I think you are immune to your own child's poo, the smell etc. If you've never done it before and have to do it to someone else's child I understand why the friend was reluctant. I would've been heaving and probably sick doing this pre-kids. Also before I had my own children I had never intimately touched a child in the act of wiping them and this would have bothered me greatly. I have still never changed the nappy of a little girl (I have 3 boys) and I don't think i'd know how to do it. All those folds and creases! Just show her before you leave her with her next time OP.

Mynestisfullofempty · 20/03/2017 15:04

If she was that squeamish and/or clueless she should have declined to look after the child. What did she think when given the nappies etc.? Ridiculous. She could have asked if she didn't know what to do, although I think it's pretty obvious tbh.

Chloe84 · 20/03/2017 15:05

It sounds like your friend wanted to do the fun part of babysitting but not the boring essential bits.

I do think you need to ask her why. If there's no good explanation then I would not let her babysit ever again. Your DD would have had a crappy few hours.

EB123 · 20/03/2017 15:06

She should have changed her, that is a no brainer. Even if she didn't know how to do it, if there is a child that clearly needs changing you just do your best surely? Better than leaving her sat in a dirty smelly nappy.
Did you let her know there were nappies, wipes etc in the bag when you dropped off she knew it was a possibility in advance?

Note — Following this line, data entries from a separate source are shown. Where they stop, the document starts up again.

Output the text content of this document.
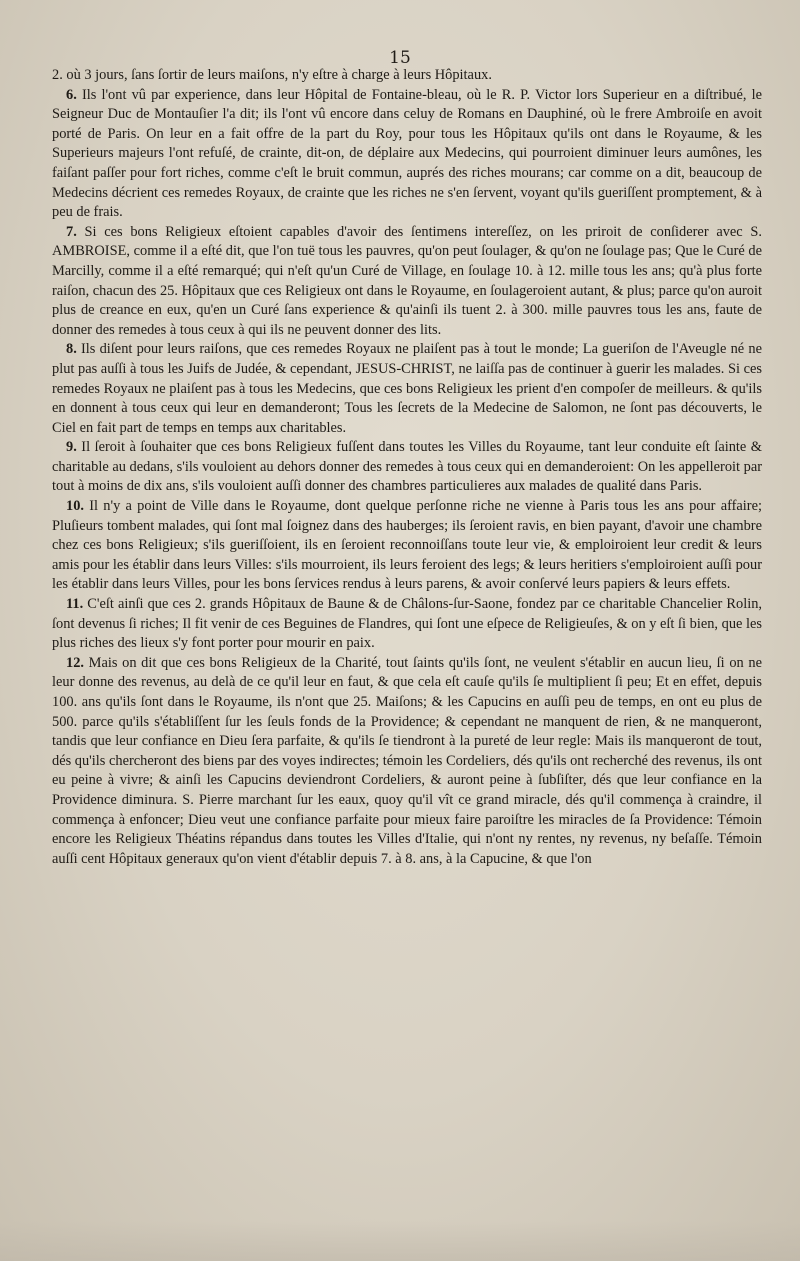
15

2. où 3 jours, ſans ſortir de leurs maiſons, n'y eſtre à charge à leurs Hôpitaux.

6. Ils l'ont vû par experience, dans leur Hôpital de Fontaine-bleau, où le R. P. Victor lors Superieur en a diſtribué, le Seigneur Duc de Montauſier l'a dit; ils l'ont vû encore dans celuy de Romans en Dauphiné, où le frere Ambroiſe en avoit porté de Paris. On leur en a fait offre de la part du Roy, pour tous les Hôpitaux qu'ils ont dans le Royaume, & les Superieurs majeurs l'ont refuſé, de crainte, dit-on, de déplaire aux Medecins, qui pourroient diminuer leurs aumônes, les faiſant paſſer pour fort riches, comme c'eſt le bruit commun, auprés des riches mourans; car comme on a dit, beaucoup de Medecins décrient ces remedes Royaux, de crainte que les riches ne s'en ſervent, voyant qu'ils gueriſſent promptement, & à peu de frais.

7. Si ces bons Religieux eſtoient capables d'avoir des ſentimens intereſſez, on les priroit de conſiderer avec S. AMBROISE, comme il a eſté dit, que l'on tuë tous les pauvres, qu'on peut ſoulager, & qu'on ne ſoulage pas; Que le Curé de Marcilly, comme il a eſté remarqué; qui n'eſt qu'un Curé de Village, en ſoulage 10. à 12. mille tous les ans; qu'à plus forte raiſon, chacun des 25. Hôpitaux que ces Religieux ont dans le Royaume, en ſoulageroient autant, & plus; parce qu'on auroit plus de creance en eux, qu'en un Curé ſans experience & qu'ainſi ils tuent 2. à 300. mille pauvres tous les ans, faute de donner des remedes à tous ceux à qui ils ne peuvent donner des lits.

8. Ils diſent pour leurs raiſons, que ces remedes Royaux ne plaiſent pas à tout le monde; La gueriſon de l'Aveugle né ne plut pas auſſi à tous les Juifs de Judée, & cependant, JESUS-CHRIST, ne laiſſa pas de continuer à guerir les malades. Si ces remedes Royaux ne plaiſent pas à tous les Medecins, que ces bons Religieux les prient d'en compoſer de meilleurs. & qu'ils en donnent à tous ceux qui leur en demanderont; Tous les ſecrets de la Medecine de Salomon, ne ſont pas découverts, le Ciel en fait part de temps en temps aux charitables.

9. Il ſeroit à ſouhaiter que ces bons Religieux fuſſent dans toutes les Villes du Royaume, tant leur conduite eſt ſainte & charitable au dedans, s'ils vouloient au dehors donner des remedes à tous ceux qui en demanderoient: On les appelleroit par tout à moins de dix ans, s'ils vouloient auſſi donner des chambres particulieres aux malades de qualité dans Paris.

10. Il n'y a point de Ville dans le Royaume, dont quelque perſonne riche ne vienne à Paris tous les ans pour affaire; Pluſieurs tombent malades, qui ſont mal ſoignez dans des hauberges; ils ſeroient ravis, en bien payant, d'avoir une chambre chez ces bons Religieux; s'ils gueriſſoient, ils en ſeroient reconnoiſſans toute leur vie, & emploiroient leur credit & leurs amis pour les établir dans leurs Villes: s'ils mourroient, ils leurs feroient des legs; & leurs heritiers s'emploiroient auſſi pour les établir dans leurs Villes, pour les bons ſervices rendus à leurs parens, & avoir conſervé leurs papiers & leurs effets.

11. C'eſt ainſi que ces 2. grands Hôpitaux de Baune & de Châlons-ſur-Saone, fondez par ce charitable Chancelier Rolin, ſont devenus ſi riches; Il fit venir de ces Beguines de Flandres, qui ſont une eſpece de Religieuſes, & on y eſt ſi bien, que les plus riches des lieux s'y font porter pour mourir en paix.

12. Mais on dit que ces bons Religieux de la Charité, tout ſaints qu'ils ſont, ne veulent s'établir en aucun lieu, ſi on ne leur donne des revenus, au delà de ce qu'il leur en faut, & que cela eſt cauſe qu'ils ſe multiplient ſi peu; Et en effet, depuis 100. ans qu'ils ſont dans le Royaume, ils n'ont que 25. Maiſons; & les Capucins en auſſi peu de temps, en ont eu plus de 500. parce qu'ils s'établiſſent ſur les ſeuls fonds de la Providence; & cependant ne manquent de rien, & ne manqueront, tandis que leur confiance en Dieu ſera parfaite, & qu'ils ſe tiendront à la pureté de leur regle: Mais ils manqueront de tout, dés qu'ils chercheront des biens par des voyes indirectes; témoin les Cordeliers, dés qu'ils ont recherché des revenus, ils ont eu peine à vivre; & ainſi les Capucins deviendront Cordeliers, & auront peine à ſubſiſter, dés que leur confiance en la Providence diminura. S. Pierre marchant ſur les eaux, quoy qu'il vît ce grand miracle, dés qu'il commença à craindre, il commença à enfoncer; Dieu veut une confiance parfaite pour mieux faire paroiſtre les miracles de ſa Providence: Témoin encore les Religieux Théatins répandus dans toutes les Villes d'Italie, qui n'ont ny rentes, ny revenus, ny beſaſſe. Témoin auſſi cent Hôpitaux generaux qu'on vient d'établir depuis 7. à 8. ans, à la Capucine, & que l'on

And to pp who says you can't get a rash that quickly, yes you can. My ds2 has very sensitive skin and would rash and bleed if left in a dirty nappy for even relatively short periods of time while we got somewhere suitable to change him.

sonyaya · 20/03/2017 15:07

*Seriously? So the OP is supposed to be so grateful for the babysitting, it doesn't matter that her DD was left sitting in her own excrement for an unspecified length of time? And she mustn't hurt her poor friend's feelings even though she failed to deal with a poor toddler covered in poo?

Nope. Not having that.*

Absolutely fucking seriously. A toddler being left unchanged for 3 hours (max) isn't great care but nor it is some massive welfare issue that will cause lasting harm to the OP's DD.

What is OP hoping to achieve by raising it? If she wants her friend to babysit again, then yes discuss expectations and parameters. Otherwise it's just trying to make her friend feel shit when she almost certainly did her best.

WhatchaMaCalllit · 20/03/2017 15:08

Did you ask her why she didn't change your daughter?

Mynestisfullofempty · 20/03/2017 15:08

She should have changed her, that is a no brainer. Even if she didn't know how to do it, if there is a child that clearly needs changing you just do your best surely? Better than leaving her sat in a dirty smelly nappy.

Exactly. There's no excuse. I really hope the OP speaks to her friend about it, although she should have done that at the time.

EssentialHummus · 20/03/2017 15:10

What is OP hoping to achieve by raising it? If she wants her friend to babysit again, then yes discuss expectations and parameters. Otherwise it's just trying to make her friend feel shit when she almost certainly did her best.

I agree with this. If you want her to babysit again then I'd mention it ahead of that. Otherwise I don't see what good can come of the conversation.

justnowords · 20/03/2017 15:12

YANBU. Im Shock at people saying they couldn't change a nappy pre dc. Really? Its hardly fucking rocket science. Did you have to go to lessons to learn how to change a nappy? When did humans get so feckin useless?

Mynestisfullofempty · 20/03/2017 15:12

sonyaya of course the friend didn't "almost certainly" do her best. Her best would be to clean up the poor little girl and put a clean nappy on her, even if he had never done it before.